Tina Fey, it's time to dust off that Princess Leia outfit. Due to budgetary cutbacks, celebrities are no longer exempt from New York jury duty.

Celebrities have been evading everyone's least favorite obligation for about fifteen years, thanks to Juror Appreciation Day. Back in the '90s, New York courts decided to incorporate a celebrity component into their exciting new holiday. People like Matthew Broderick, Uma Thurman, Julianna Margulies, and Tom Brokaw would gather in the Manhattan Supreme Court and speak to high-school kids about the importance of jury duty. In return, they didn't have to fulfill it themselves for two years. Because it's one thing to extol the virtues of public service, and quite another to listen to a totally lame case of petty theft.
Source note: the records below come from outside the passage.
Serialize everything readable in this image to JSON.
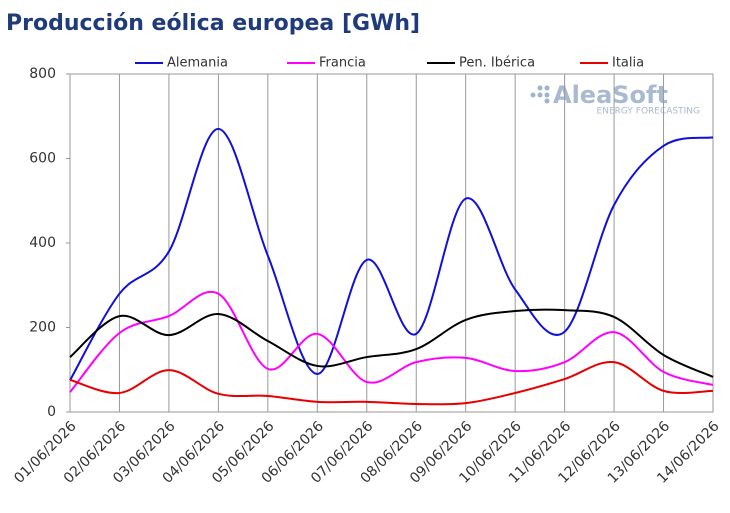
{
  "chart_data": {
    "type": "line",
    "title": "Producción eólica europea [GWh]",
    "logo": {
      "name": "AleaSoft",
      "tagline": "ENERGY FORECASTING"
    },
    "categories": [
      "01/06/2026",
      "02/06/2026",
      "03/06/2026",
      "04/06/2026",
      "05/06/2026",
      "06/06/2026",
      "07/06/2026",
      "08/06/2026",
      "09/06/2026",
      "10/06/2026",
      "11/06/2026",
      "12/06/2026",
      "13/06/2026",
      "14/06/2026"
    ],
    "series": [
      {
        "name": "Alemania",
        "color": "#1010d8",
        "values": [
          75,
          280,
          380,
          670,
          370,
          90,
          360,
          185,
          505,
          290,
          190,
          490,
          630,
          650
        ]
      },
      {
        "name": "Francia",
        "color": "#ff00ff",
        "values": [
          47,
          187,
          227,
          280,
          102,
          185,
          71,
          118,
          128,
          97,
          118,
          189,
          95,
          64
        ]
      },
      {
        "name": "Pen. Ibérica",
        "color": "#000000",
        "values": [
          130,
          227,
          182,
          232,
          168,
          109,
          130,
          149,
          218,
          239,
          241,
          225,
          135,
          83
        ]
      },
      {
        "name": "Italia",
        "color": "#e80000",
        "values": [
          76,
          45,
          99,
          43,
          38,
          24,
          24,
          19,
          21,
          45,
          78,
          118,
          50,
          50
        ]
      }
    ],
    "ylim": [
      0,
      800
    ],
    "yticks": [
      0,
      200,
      400,
      600,
      800
    ],
    "grid": "x",
    "legend": "top"
  }
}
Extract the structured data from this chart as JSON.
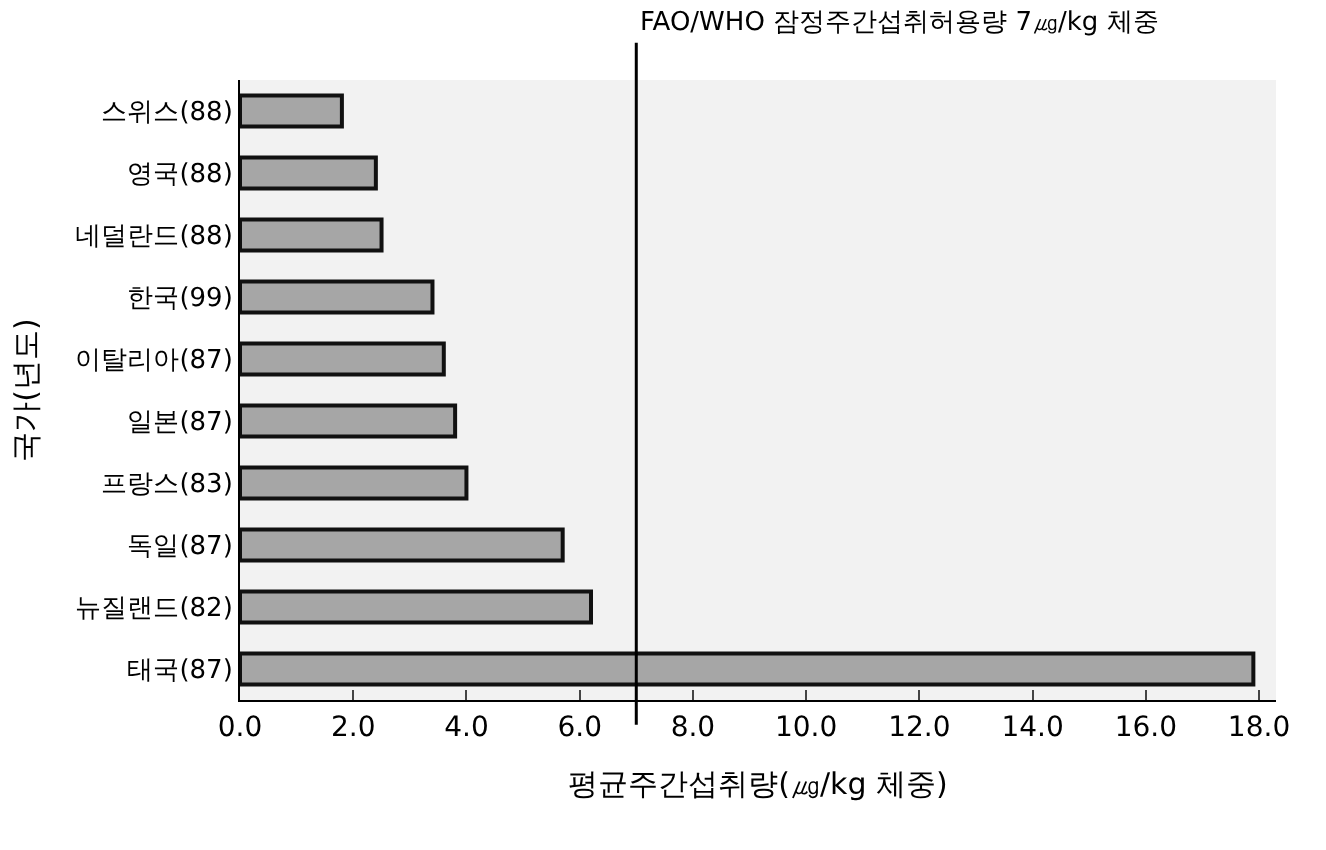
{
  "chart_data": {
    "type": "bar",
    "orientation": "horizontal",
    "xlabel": "평균주간섭취량(㎍/kg 체중)",
    "ylabel": "국가(년도)",
    "categories": [
      "스위스(88)",
      "영국(88)",
      "네덜란드(88)",
      "한국(99)",
      "이탈리아(87)",
      "일본(87)",
      "프랑스(83)",
      "독일(87)",
      "뉴질랜드(82)",
      "태국(87)"
    ],
    "values": [
      1.8,
      2.4,
      2.5,
      3.4,
      3.6,
      3.8,
      4.0,
      5.7,
      6.2,
      17.9
    ],
    "color": "#a6a6a6",
    "xlim": [
      0,
      18.3
    ],
    "xticks": [
      {
        "value": 0,
        "label": "0.0"
      },
      {
        "value": 2,
        "label": "2.0"
      },
      {
        "value": 4,
        "label": "4.0"
      },
      {
        "value": 6,
        "label": "6.0"
      },
      {
        "value": 8,
        "label": "8.0"
      },
      {
        "value": 10,
        "label": "10.0"
      },
      {
        "value": 12,
        "label": "12.0"
      },
      {
        "value": 14,
        "label": "14.0"
      },
      {
        "value": 16,
        "label": "16.0"
      },
      {
        "value": 18,
        "label": "18.0"
      }
    ],
    "ref_lines": [
      {
        "axis": "x",
        "value": 7,
        "label": "FAO/WHO 잠정주간섭취허용량 7㎍/kg 체중",
        "color": "#000000",
        "line_style": "solid"
      }
    ],
    "grid": false
  }
}
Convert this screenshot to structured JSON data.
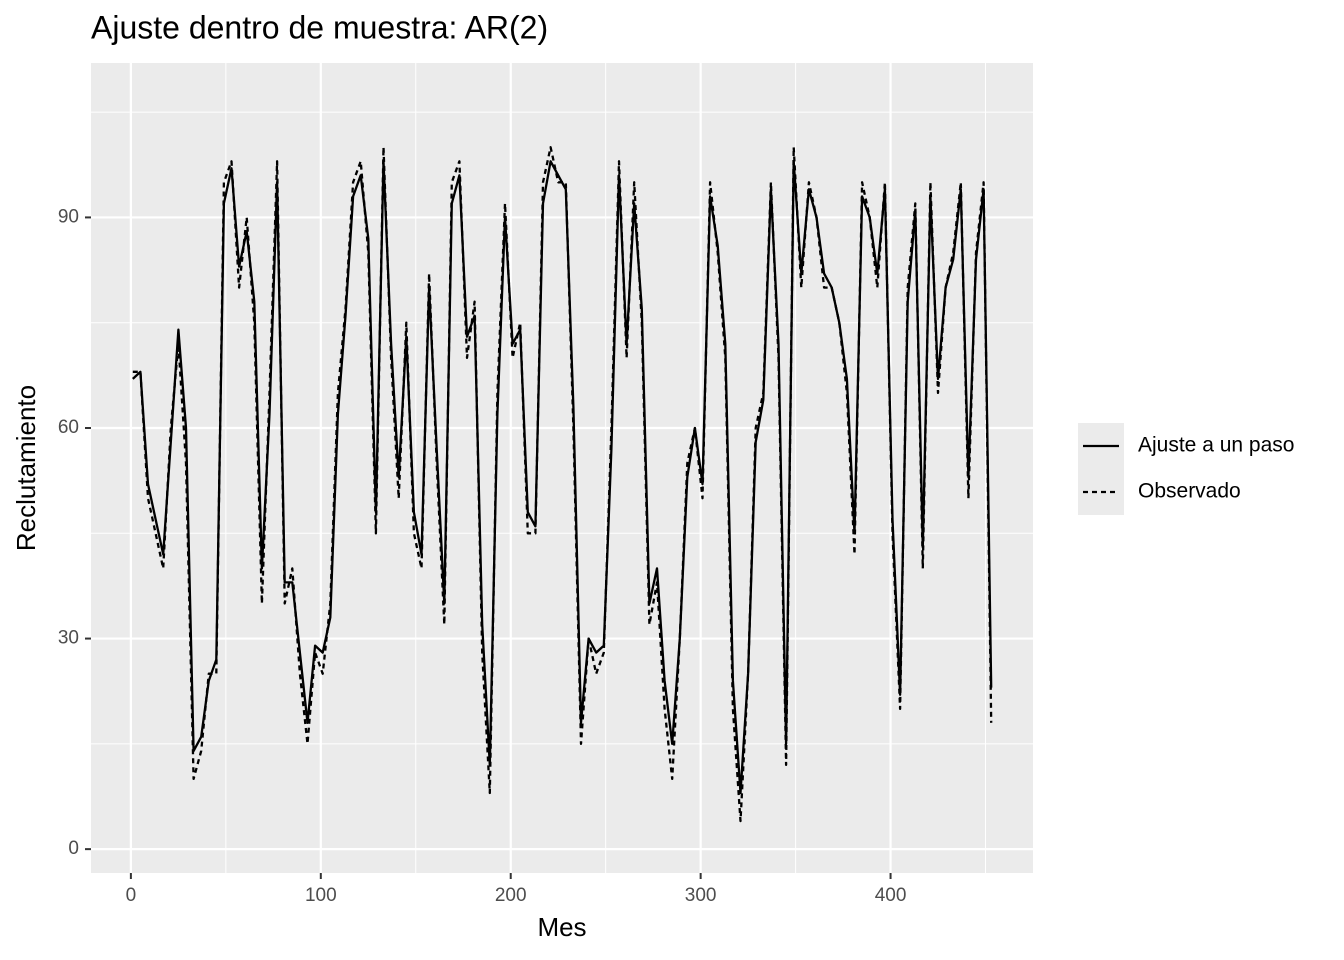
{
  "chart_data": {
    "type": "line",
    "title": "Ajuste dentro de muestra: AR(2)",
    "x_label": "Mes",
    "y_label": "Reclutamiento",
    "x": [
      1,
      5,
      9,
      13,
      17,
      21,
      25,
      29,
      33,
      37,
      41,
      45,
      49,
      53,
      57,
      61,
      65,
      69,
      73,
      77,
      81,
      85,
      89,
      93,
      97,
      101,
      105,
      109,
      113,
      117,
      121,
      125,
      129,
      133,
      137,
      141,
      145,
      149,
      153,
      157,
      161,
      165,
      169,
      173,
      177,
      181,
      185,
      189,
      193,
      197,
      201,
      205,
      209,
      213,
      217,
      221,
      225,
      229,
      233,
      237,
      241,
      245,
      249,
      253,
      257,
      261,
      265,
      269,
      273,
      277,
      281,
      285,
      289,
      293,
      297,
      301,
      305,
      309,
      313,
      317,
      321,
      325,
      329,
      333,
      337,
      341,
      345,
      349,
      353,
      357,
      361,
      365,
      369,
      373,
      377,
      381,
      385,
      389,
      393,
      397,
      401,
      405,
      409,
      413,
      417,
      421,
      425,
      429,
      433,
      437,
      441,
      445,
      449,
      453
    ],
    "series": [
      {
        "name": "Ajuste a un paso",
        "color": "#000000",
        "dash": "solid",
        "values": [
          67,
          68,
          52,
          47,
          42,
          58,
          74,
          60,
          14,
          16,
          24,
          27,
          92,
          97,
          83,
          88,
          78,
          40,
          62,
          95,
          38,
          38,
          28,
          18,
          29,
          28,
          33,
          62,
          76,
          93,
          96,
          87,
          48,
          98,
          72,
          53,
          73,
          48,
          42,
          80,
          57,
          35,
          92,
          96,
          73,
          76,
          32,
          12,
          62,
          90,
          72,
          74,
          48,
          46,
          92,
          98,
          96,
          94,
          63,
          18,
          30,
          28,
          29,
          57,
          96,
          72,
          92,
          77,
          35,
          40,
          24,
          15,
          30,
          53,
          60,
          52,
          93,
          86,
          72,
          24,
          8,
          25,
          58,
          64,
          94,
          72,
          15,
          98,
          82,
          94,
          90,
          82,
          80,
          75,
          67,
          45,
          93,
          90,
          82,
          94,
          47,
          22,
          78,
          91,
          43,
          93,
          67,
          80,
          84,
          94,
          53,
          84,
          94,
          23
        ]
      },
      {
        "name": "Observado",
        "color": "#000000",
        "dash": "dashed",
        "values": [
          68,
          68,
          50,
          45,
          40,
          60,
          72,
          55,
          10,
          14,
          25,
          25,
          95,
          98,
          80,
          90,
          75,
          35,
          65,
          98,
          35,
          40,
          25,
          15,
          28,
          25,
          35,
          65,
          77,
          95,
          98,
          85,
          45,
          100,
          70,
          50,
          75,
          45,
          40,
          82,
          55,
          32,
          95,
          98,
          70,
          78,
          28,
          8,
          65,
          92,
          70,
          75,
          45,
          45,
          95,
          100,
          95,
          95,
          60,
          15,
          30,
          25,
          28,
          60,
          98,
          70,
          95,
          75,
          32,
          38,
          20,
          10,
          30,
          55,
          60,
          50,
          95,
          85,
          70,
          20,
          4,
          25,
          60,
          65,
          95,
          70,
          12,
          100,
          80,
          95,
          90,
          80,
          80,
          75,
          65,
          42,
          95,
          90,
          80,
          95,
          45,
          20,
          80,
          92,
          40,
          95,
          65,
          80,
          85,
          95,
          50,
          85,
          95,
          18
        ]
      }
    ],
    "xlim": [
      -21,
      475
    ],
    "ylim": [
      -3.4,
      112
    ],
    "xticks": [
      0,
      100,
      200,
      300,
      400
    ],
    "yticks": [
      0,
      30,
      60,
      90
    ],
    "grid": true,
    "legend_position": "right"
  }
}
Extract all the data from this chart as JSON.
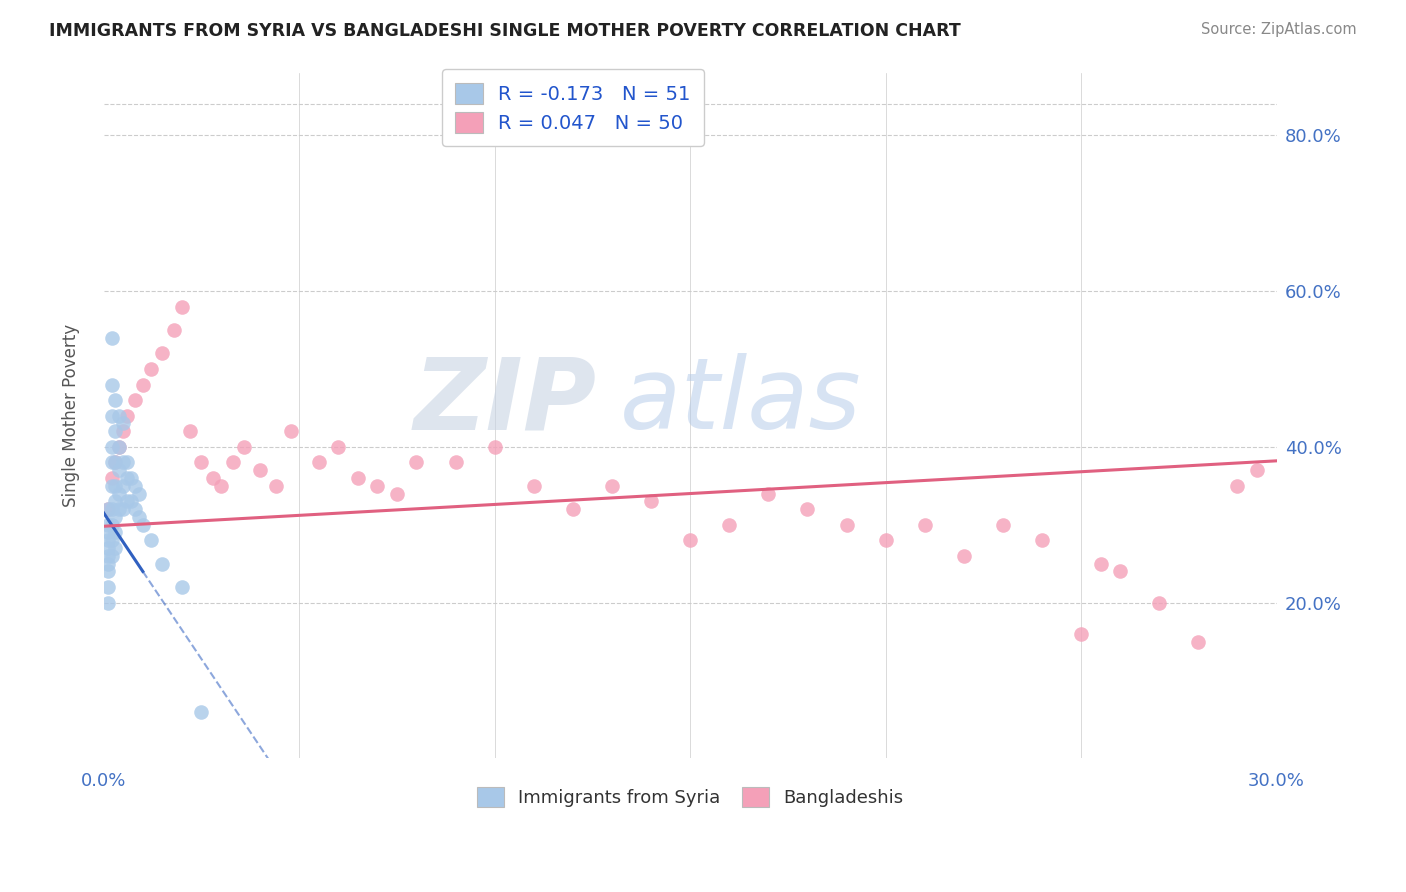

But according to New York court spokesperson Arlene Hackel, cutbacks and downsizing forced the retirement of some of the event's coordinators, so the 2011 event has been canceled. Meaning that Conan O'Brien may have to take his own advice to the high schoolers and "bring a book" for "Russian literature time."

Some may see this as celebrities rightfully getting taken down a peg. Others may see it as a distraction to due process. Me? I see it as one step closer to my longstanding dream of a real-life 12 Angry Men starring Gary Busey.